On Bond Portfolio Management
Vladislav Kargin
TL;DR
The paper addresses optimal bond portfolio management under cross-maturity correlation. It models correlations as a smooth function of maturity differences and solves the resulting Markowitz-style problem in a Hilbert space using Padé-based correlation estimation and Wiener-Hopf factorization, yielding Y_hat = (1/(2 gamma)) [P_plus A_times]^{-1} E_hat and a corresponding utility. Key contributions include (i) generalized Padé estimation of the correlation function, (ii) an explicit operator-inversion formula for the optimal allocation, and (iii) arbitrage and near-arbitrage criteria derived from the correlation-operator framework.
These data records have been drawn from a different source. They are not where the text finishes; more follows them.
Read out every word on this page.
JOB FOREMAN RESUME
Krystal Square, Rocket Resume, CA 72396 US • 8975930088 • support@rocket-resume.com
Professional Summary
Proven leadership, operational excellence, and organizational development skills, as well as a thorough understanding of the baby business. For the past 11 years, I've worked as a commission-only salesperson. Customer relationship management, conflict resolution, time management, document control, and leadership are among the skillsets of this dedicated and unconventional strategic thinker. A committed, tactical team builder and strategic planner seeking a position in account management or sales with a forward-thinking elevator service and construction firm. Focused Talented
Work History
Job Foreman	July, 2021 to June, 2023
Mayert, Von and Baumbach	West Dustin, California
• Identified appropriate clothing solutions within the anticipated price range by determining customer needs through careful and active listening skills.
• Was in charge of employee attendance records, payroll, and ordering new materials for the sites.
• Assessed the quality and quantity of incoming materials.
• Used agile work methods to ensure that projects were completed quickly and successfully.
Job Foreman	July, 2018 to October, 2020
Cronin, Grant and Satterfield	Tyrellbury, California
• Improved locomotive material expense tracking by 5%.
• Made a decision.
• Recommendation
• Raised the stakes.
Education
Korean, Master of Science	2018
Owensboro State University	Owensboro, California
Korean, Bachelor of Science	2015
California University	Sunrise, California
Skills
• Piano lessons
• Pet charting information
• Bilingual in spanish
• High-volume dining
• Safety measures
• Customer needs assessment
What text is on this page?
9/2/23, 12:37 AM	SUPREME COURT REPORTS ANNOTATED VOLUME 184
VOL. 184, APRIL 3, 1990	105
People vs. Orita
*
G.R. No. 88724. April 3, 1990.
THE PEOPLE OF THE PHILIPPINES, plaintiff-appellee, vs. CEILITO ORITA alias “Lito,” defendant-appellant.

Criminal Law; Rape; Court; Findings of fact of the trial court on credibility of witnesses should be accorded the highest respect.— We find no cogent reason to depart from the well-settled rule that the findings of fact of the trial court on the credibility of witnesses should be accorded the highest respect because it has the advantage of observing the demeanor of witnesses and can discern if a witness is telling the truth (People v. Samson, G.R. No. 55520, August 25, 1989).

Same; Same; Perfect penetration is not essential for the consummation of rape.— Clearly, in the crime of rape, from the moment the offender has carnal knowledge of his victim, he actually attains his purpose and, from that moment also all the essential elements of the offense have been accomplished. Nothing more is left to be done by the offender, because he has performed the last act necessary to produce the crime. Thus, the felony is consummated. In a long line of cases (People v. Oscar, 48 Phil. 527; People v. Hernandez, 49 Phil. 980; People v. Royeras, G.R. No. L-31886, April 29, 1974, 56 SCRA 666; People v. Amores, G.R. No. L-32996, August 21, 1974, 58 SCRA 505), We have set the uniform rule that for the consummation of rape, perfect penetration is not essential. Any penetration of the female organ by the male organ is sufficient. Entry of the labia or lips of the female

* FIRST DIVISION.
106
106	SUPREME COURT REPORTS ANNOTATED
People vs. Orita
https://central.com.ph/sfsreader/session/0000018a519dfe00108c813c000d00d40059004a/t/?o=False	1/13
An empirical application to historical Treasury data demonstrates that the generalized Padé approach captures cross-maturity correlations more accurately than classical Padé, and the resulting portfolio achieves lower variance with positive returns compared with a benchmark that ignores correlations. The work provides a practical, extensible framework for bond portfolio management that can incorporate alternative correlation estimators and supports formal arbitrage checks.
Abstract
This paper describes a new method of bond portfolio optimization based on stochastic string models of correlation structure in bond returns. The paper shows how to approximate correlation function of bond returns, compute the optimal portfolio allocation using Wiener-Hopf factorization, and check whether a collection of bonds presents arbitrage opportunities.